Lo que no sabemos, o no queremos saber, es que en realidad creemos por nuestros los pensamientos de otros y no hay nada más opresivo que no ser ni capaces de saber que no pensamos.
Las manillas continúan recorriendo metódicas las huellas que ellas mismas dejaron y, aún así, la sociedad sigue embelesada en las falsas apariencias que la comunicación, tanto en el ámbito de la cultura del espectáculo como en la del consumo, trata de prologar aferrada a la titubeante llama de una vela que no subsistirá eternamente.
Los medios de comunicación corporativos, moviéndose por la ansiosa cadencia de sus fauces adictas al capital, buscan de forma constante el beneficio económico ligado a cualquier aspecto, por diminuto que parezca, exacerbando adictamente al progreso.
Un producto que hipócritamente consumiremos, desde nuestra cárcel de clientes, en la típica y mohosa bandeja gris, como si de la ración del día se tratara.
No obstante, su relevancia social transciende, o al menos debería, cualquier galería de monedas tan impregnadas por el frío color de la traición que incluso el propio Caronte rechazaría. Entre sus bastiones se debería alzar la responsabilidad de cohesionar a esta nuestra sociedad hacia el tan anhelado estado de bienestar.
Y es que estos corderitos tan mimados hace tiempo que huelen a lobo de lejos.
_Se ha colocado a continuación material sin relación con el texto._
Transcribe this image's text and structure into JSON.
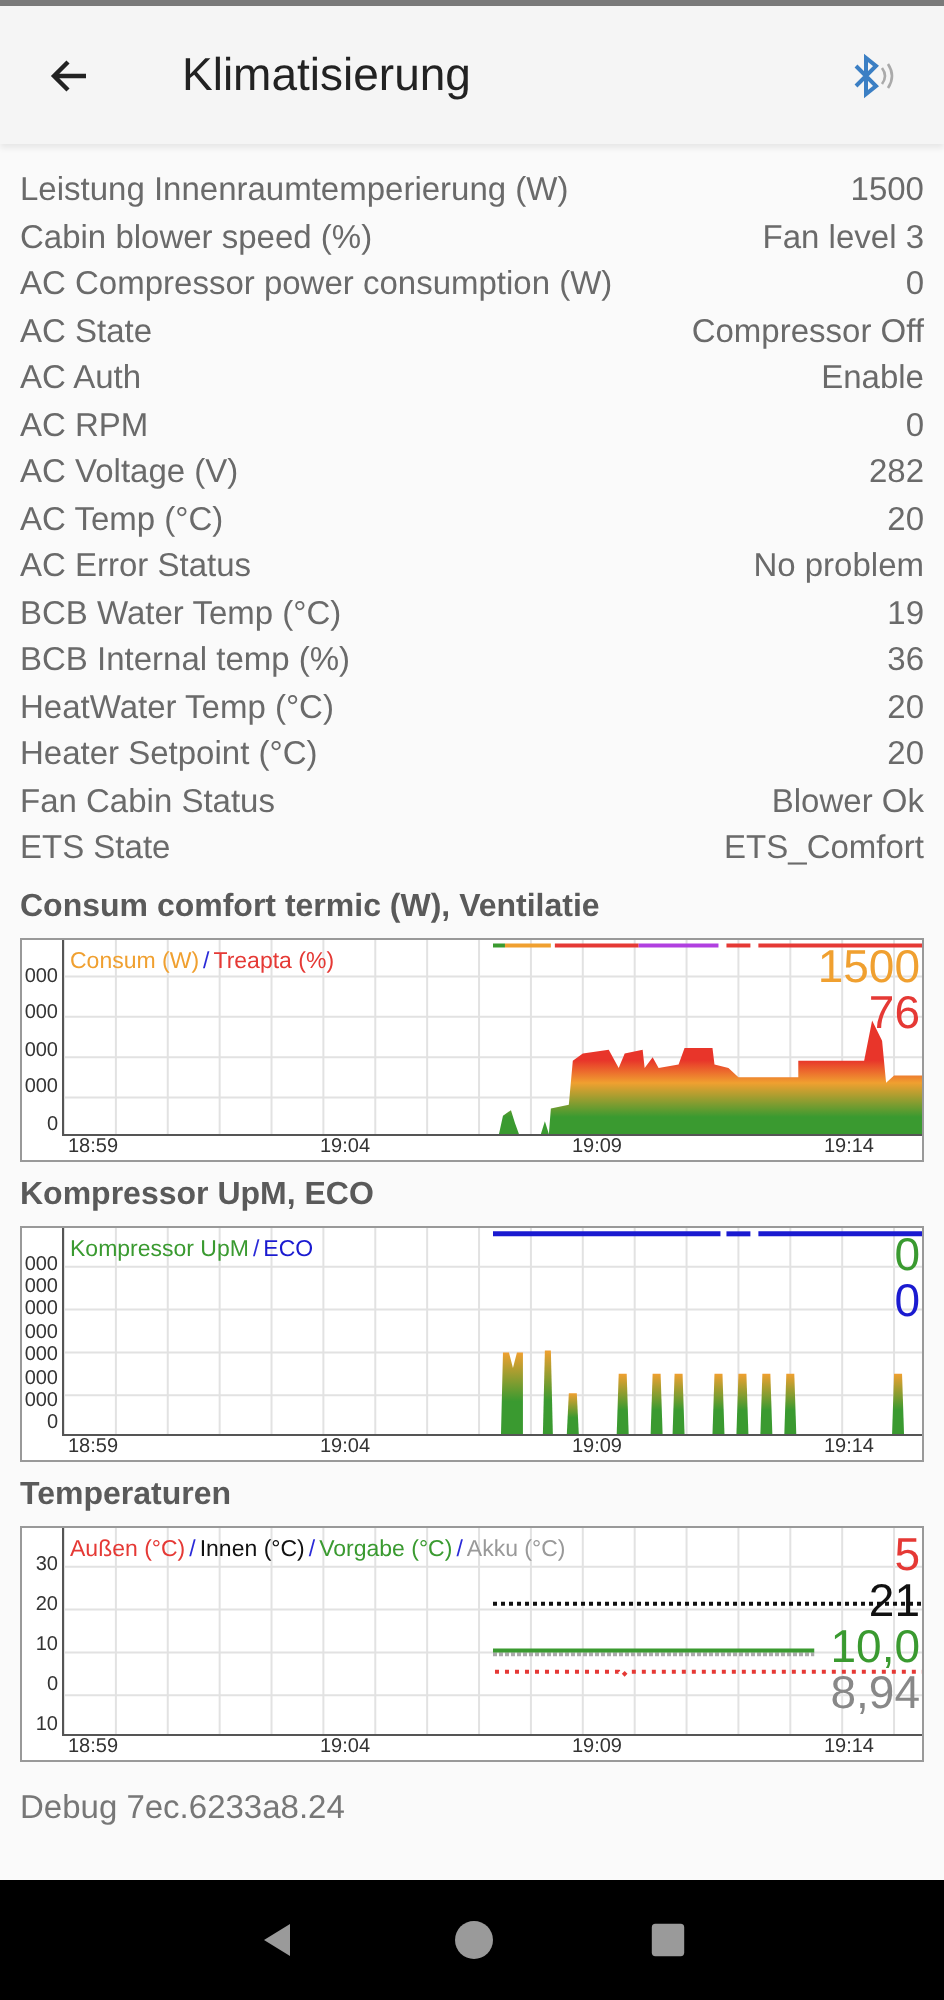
{
  "header": {
    "title": "Klimatisierung"
  },
  "rows": [
    {
      "label": "Leistung Innenraumtemperierung (W)",
      "value": "1500"
    },
    {
      "label": "Cabin blower speed (%)",
      "value": "Fan level 3"
    },
    {
      "label": "AC Compressor power consumption (W)",
      "value": "0"
    },
    {
      "label": "AC State",
      "value": "Compressor Off"
    },
    {
      "label": "AC Auth",
      "value": "Enable"
    },
    {
      "label": "AC RPM",
      "value": "0"
    },
    {
      "label": "AC Voltage (V)",
      "value": "282"
    },
    {
      "label": "AC Temp (°C)",
      "value": "20"
    },
    {
      "label": "AC Error Status",
      "value": "No problem"
    },
    {
      "label": "BCB Water Temp (°C)",
      "value": "19"
    },
    {
      "label": "BCB Internal temp (%)",
      "value": "36"
    },
    {
      "label": "HeatWater Temp (°C)",
      "value": "20"
    },
    {
      "label": "Heater Setpoint (°C)",
      "value": "20"
    },
    {
      "label": "Fan Cabin Status",
      "value": "Blower Ok"
    },
    {
      "label": "ETS State",
      "value": "ETS_Comfort"
    }
  ],
  "charts": [
    {
      "kind": "power",
      "title": "Consum comfort termic (W), Ventilatie",
      "separator": "/",
      "legend": [
        {
          "label": "Consum (W)",
          "color": "#f0a030"
        },
        {
          "label": "Treapta (%)",
          "color": "#e53935"
        }
      ],
      "readouts": [
        {
          "text": "1500",
          "color": "#f0a030"
        },
        {
          "text": "76",
          "color": "#e53935"
        }
      ],
      "y_labels": [
        "000",
        "000",
        "000",
        "000",
        "0"
      ],
      "x_labels": [
        "18:59",
        "19:04",
        "19:09",
        "19:14"
      ]
    },
    {
      "kind": "compressor",
      "title": "Kompressor UpM, ECO",
      "separator": "/",
      "legend": [
        {
          "label": "Kompressor UpM",
          "color": "#3a9a30"
        },
        {
          "label": "ECO",
          "color": "#1a1ad0"
        }
      ],
      "readouts": [
        {
          "text": "0",
          "color": "#3a9a30"
        },
        {
          "text": "0",
          "color": "#1a1ad0"
        }
      ],
      "y_labels": [
        "000",
        "000",
        "000",
        "000",
        "000",
        "000",
        "000",
        "0"
      ],
      "x_labels": [
        "18:59",
        "19:04",
        "19:09",
        "19:14"
      ]
    },
    {
      "kind": "temperature",
      "title": "Temperaturen",
      "separator": "/",
      "legend": [
        {
          "label": "Außen (°C)",
          "color": "#e53935"
        },
        {
          "label": "Innen (°C)",
          "color": "#111111"
        },
        {
          "label": "Vorgabe (°C)",
          "color": "#3a9a30"
        },
        {
          "label": "Akku (°C)",
          "color": "#999999"
        }
      ],
      "readouts": [
        {
          "text": "5",
          "color": "#e53935"
        },
        {
          "text": "21",
          "color": "#111111"
        },
        {
          "text": "10,0",
          "color": "#3a9a30"
        },
        {
          "text": "8,94",
          "color": "#888888"
        }
      ],
      "y_labels": [
        "30",
        "20",
        "10",
        "0",
        "10"
      ],
      "x_labels": [
        "18:59",
        "19:04",
        "19:09",
        "19:14"
      ]
    }
  ],
  "debug": "Debug 7ec.6233a8.24"
}
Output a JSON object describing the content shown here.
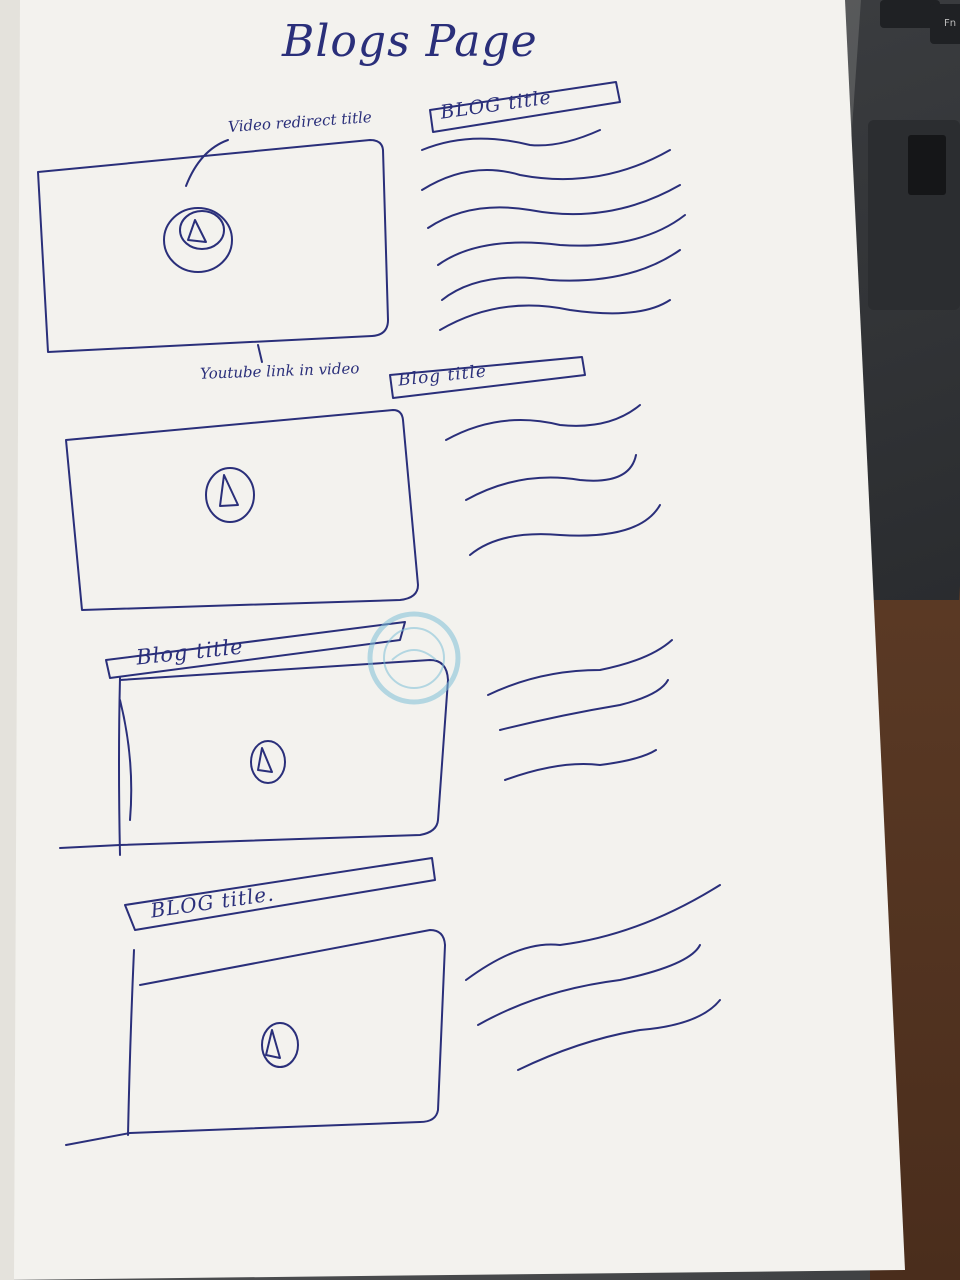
{
  "page": {
    "title": "Blogs Page"
  },
  "annotations": {
    "video_redirect": "Video redirect title",
    "youtube_link": "Youtube link in video"
  },
  "blog_titles": [
    "BLOG title",
    "Blog title",
    "Blog title",
    "BLOG title."
  ],
  "laptop": {
    "fn_key": "Fn"
  },
  "colors": {
    "ink": "#2a2f7a",
    "paper": "#f3f2ee",
    "stamp": "#7fc0d8"
  }
}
De hecho, estas empresas suelen aprovecharse de los movimientos sociales imperantes para proyectarlos en su publicidad y, así, potenciar sus ventas a corto plazo aunque realmente no se adhieran a la causa social mediante este denominado marketing con causa. Y es que ya no se reflejan medios de comunicación sino que entre el empañado cristal por el egoísmo solo se traslucen típicas empresas bajo el tópico de consumo desmedido y degradación, ya no solo medio ambiental.
Sentirse -que no ser- solidario se vende a un módico precio.
De hecho, cualquier precio sería justo si es capaz de desalojar de nuestra conciencia a la molesta culpabilidad. Los medios de comunicación, en este caso con el marketing con causa, solo nos proporcionan aquello que buscamos, aunque solo sea mediante una falsa percepción, ya que somos nosotros los que queremos vivir dentro de la mentira.
Pero esta mentira lleva a la trivialización de los mensajes sociales ante su normalización y, entonces, una vez consumidos todos los valores, no se podrán volver a usar pues no habrá ni siquiera una sociedad a la que salvar, deteriorada en cuerpo y alma. Pues estos nuevos medios de comunicación están acabando con algo tan natural como abstracto, la cultura.
Por lo tanto, la sociedad es tanto víctima como verdugo. El ser humano, tan simple, tan complejo, y esa necesaria sensación de sentirse integrados y aceptar convencidos, o al menos pareciéndolo, cualquier moda sigilosamente impuesta por muy irracional que parezca.
Es innegable la culpabilidad ligada a los medios de comunicación y la espectacularización de sus contenidos, en el caso de la cultura del espectáculo, obviando su responsabilidad de movilización de valores prosociales. Y es que de esta flor solo germinan pétalos, que pese al encanto de su estética, se encuentran marchitos. Los idénticos contenidos inciden sobre la forma más sencilla de sacar beneficio y sobre unos sentimientos capaces de distraernos mermando una capacidad de reacción que ya parece olvidada.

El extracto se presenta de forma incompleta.